I'm Dharshi de Silva. My practice begins in the garden I've cultivated for ten years on the Mornington Peninsula, and moves onto canvas through a process I call botanical contact painting: pressing plant matter directly into cloth, developing the impressions with earth pigment, natural dye, and pastel.
The work is not botanical illustration. It's an inquiry into time, contact, and impermanence, ancestral and imaginative narratives that connect family, identity, and the natural world. Each piece records something that cannot be repeated: a specific plant, a specific pressure, a specific moment of contact between living material and surface.
Hoo Gallery shows this work across two spaces: a studio and garden gallery in Mount Eliza, and a gallery in Richmond, Melbourne.
To read more about my art process in creating botanical contact paintings, please subscribe to my newsletter on my blog here.
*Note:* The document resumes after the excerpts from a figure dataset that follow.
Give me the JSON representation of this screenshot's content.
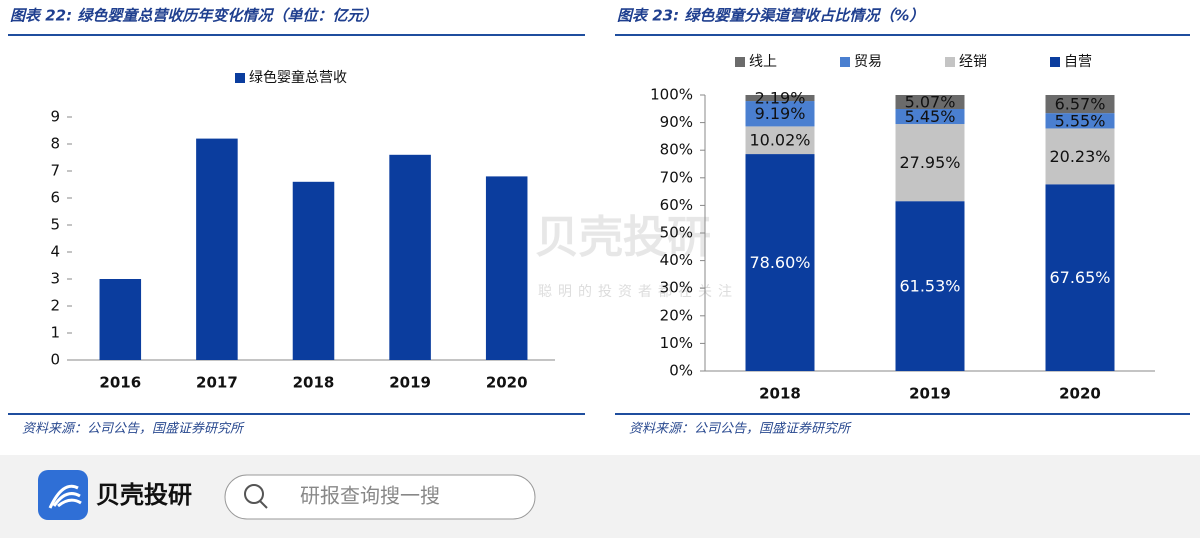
{
  "chart_data": [
    {
      "type": "bar",
      "title": "图表 22: 绿色婴童总营收历年变化情况（单位：亿元）",
      "categories": [
        "2016",
        "2017",
        "2018",
        "2019",
        "2020"
      ],
      "series": [
        {
          "name": "绿色婴童总营收",
          "color": "#0b3d9e",
          "values": [
            3.0,
            8.2,
            6.6,
            7.6,
            6.8
          ]
        }
      ],
      "ylim": [
        0,
        9
      ],
      "yticks": [
        0,
        1,
        2,
        3,
        4,
        5,
        6,
        7,
        8,
        9
      ],
      "source": "资料来源：公司公告，国盛证券研究所"
    },
    {
      "type": "bar",
      "stacked": true,
      "title": "图表 23: 绿色婴童分渠道营收占比情况（%）",
      "categories": [
        "2018",
        "2019",
        "2020"
      ],
      "series": [
        {
          "name": "线上",
          "color": "#6b6b6b",
          "values": [
            2.19,
            5.07,
            6.57
          ],
          "value_labels": [
            "2.19%",
            "5.07%",
            "6.57%"
          ]
        },
        {
          "name": "贸易",
          "color": "#4a7fd0",
          "values": [
            9.19,
            5.45,
            5.55
          ],
          "value_labels": [
            "9.19%",
            "5.45%",
            "5.55%"
          ]
        },
        {
          "name": "经销",
          "color": "#c4c4c4",
          "values": [
            10.02,
            27.95,
            20.23
          ],
          "value_labels": [
            "10.02%",
            "27.95%",
            "20.23%"
          ]
        },
        {
          "name": "自营",
          "color": "#0b3d9e",
          "values": [
            78.6,
            61.53,
            67.65
          ],
          "value_labels": [
            "78.60%",
            "61.53%",
            "67.65%"
          ]
        }
      ],
      "ylim": [
        0,
        100
      ],
      "yticks": [
        {
          "value": 0,
          "label": "0%"
        },
        {
          "value": 10,
          "label": "10%"
        },
        {
          "value": 20,
          "label": "20%"
        },
        {
          "value": 30,
          "label": "30%"
        },
        {
          "value": 40,
          "label": "40%"
        },
        {
          "value": 50,
          "label": "50%"
        },
        {
          "value": 60,
          "label": "60%"
        },
        {
          "value": 70,
          "label": "70%"
        },
        {
          "value": 80,
          "label": "80%"
        },
        {
          "value": 90,
          "label": "90%"
        },
        {
          "value": 100,
          "label": "100%"
        }
      ],
      "source": "资料来源：公司公告，国盛证券研究所"
    }
  ],
  "watermark": {
    "brand": "贝壳投研",
    "slogan": "聪明的投资者都在关注"
  },
  "footer": {
    "brand": "贝壳投研",
    "search_placeholder": "研报查询搜一搜"
  }
}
I welcome anyone interested in viewing my art to contact me directly here.
Philosophy and Vision
My background in education and fashion design shapes how I approach botanical art: with structure, discipline, and an instinct for form. The work carries symbolic depth alongside moments of levity, rooted in a philosophy of slow living and mindful creation. Many pieces carry the quiet inscription "All is Well," an invitation to find peace in the present moment, and to seek light even in difficult times.
My work explores identity, family, and connection to nature, drawing on both ancestral memory and imagined narrative. These are not botanical studies. They are explorations of life, death, renewal, and the deep, ongoing relationship between people and the natural world.